ConsNoTrainLoRA: Data-driven Weight Initialization of Low-rank Adapters using Constraints
Journal:
arXiv
Published Date:
Jul 9, 2025
Abstract
Foundation models are pre-trained on large-scale datasets and subsequently
fine-tuned on small-scale datasets using parameter-efficient fine-tuning (PEFT)
techniques like low-rank adapters (LoRA). In most previous works, LoRA weight
matrices are randomly initialized with a fixed rank across all attachment
points. In this paper, we improve convergence and final performance of LoRA
fine-tuning, using our proposed data-driven weight initialization method,
ConsNoTrainLoRA (CNTLoRA).
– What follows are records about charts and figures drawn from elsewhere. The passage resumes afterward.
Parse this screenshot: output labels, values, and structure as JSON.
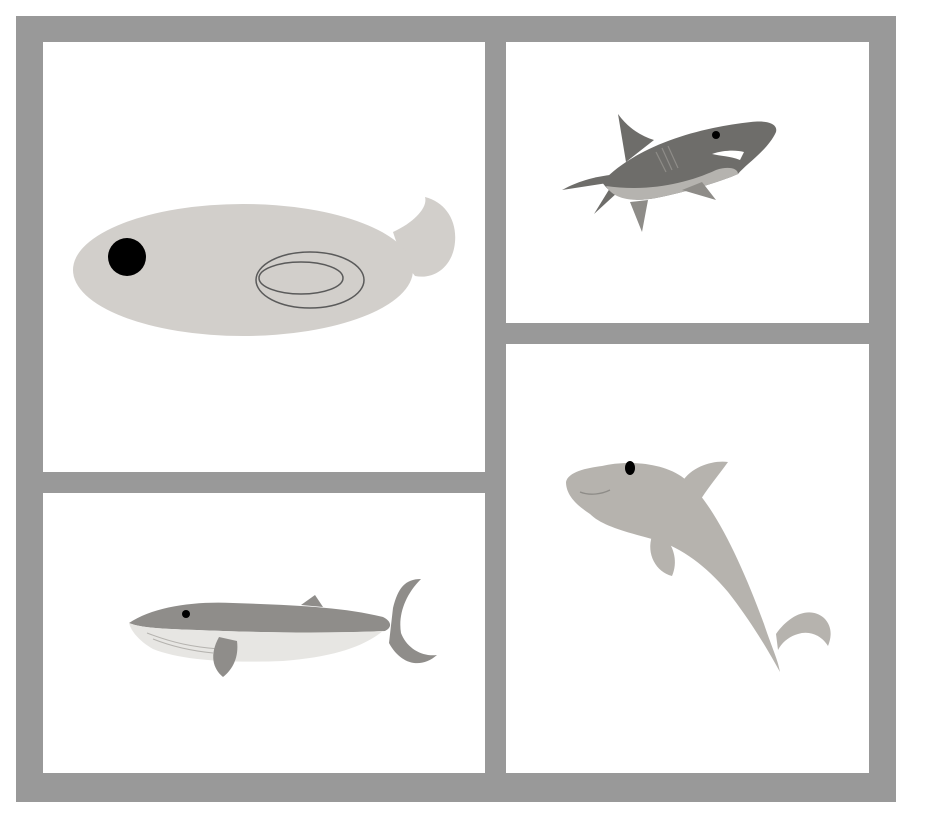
{
  "colors": {
    "frame": "#999999",
    "panel_bg": "#ffffff",
    "fish_body": "#d2cfcb",
    "fish_outline": "#5a5a5a",
    "eye": "#000000",
    "shark_dark": "#6e6d6a",
    "shark_mid": "#8e8c88",
    "shark_light": "#b5b3af",
    "whale_dark": "#8f8d8a",
    "whale_belly": "#e7e6e3",
    "dolphin": "#b6b3ae"
  },
  "panels": [
    {
      "id": "panel-tl",
      "icon": "fish-icon"
    },
    {
      "id": "panel-tr",
      "icon": "shark-icon"
    },
    {
      "id": "panel-bl",
      "icon": "whale-icon"
    },
    {
      "id": "panel-br",
      "icon": "dolphin-icon"
    }
  ]
}
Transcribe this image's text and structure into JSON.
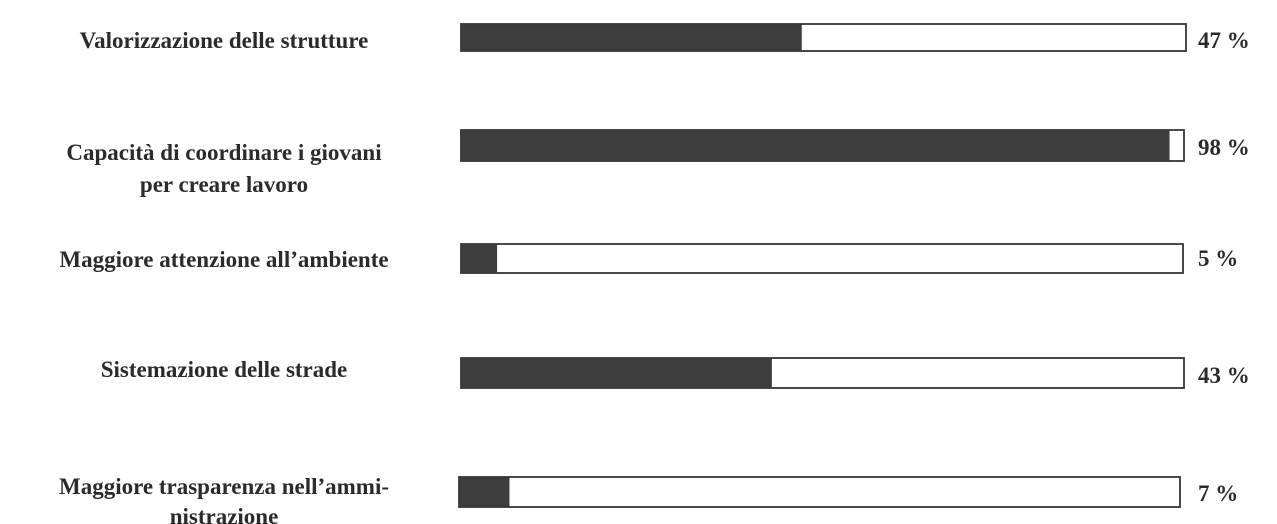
{
  "chart_data": {
    "type": "bar",
    "orientation": "horizontal",
    "categories": [
      [
        "Valorizzazione delle strutture"
      ],
      [
        "Capacità di coordinare i giovani",
        "per creare lavoro"
      ],
      [
        "Maggiore attenzione all’ambiente"
      ],
      [
        "Sistemazione delle strade"
      ],
      [
        "Maggiore trasparenza nell’ammi-",
        "nistrazione"
      ]
    ],
    "values": [
      47,
      98,
      5,
      43,
      7
    ],
    "value_labels": [
      "47 %",
      "98 %",
      "5 %",
      "43 %",
      "7 %"
    ],
    "xlim": [
      0,
      100
    ],
    "grid": false,
    "legend": "none",
    "colors": {
      "fill": "#3d3d3d",
      "track": "#ffffff",
      "border": "#3a3a3a",
      "text": "#2b2b2b"
    }
  }
}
We express LoRA initialization as a domain shift
problem where we use multiple constraints relating the pre-training and
fine-tuning activations. By reformulating these constraints, we obtain a
closed-form estimate of LoRA weights that depends on pre-training weights and
fine-tuning activation vectors and hence requires no training during
initialization. This weight estimate is decomposed to initialize the up and
down matrices with proposed flexibility of variable ranks. With the proposed
initialization method, we fine-tune on downstream tasks such as image
generation, image classification and image understanding. Both quantitative and
qualitative results demonstrate that CNTLoRA outperforms standard and
data-driven weight initialization methods. Extensive analyses and ablations
further elucidate the design choices of our framework, providing an optimal
recipe for faster convergence and enhanced performance.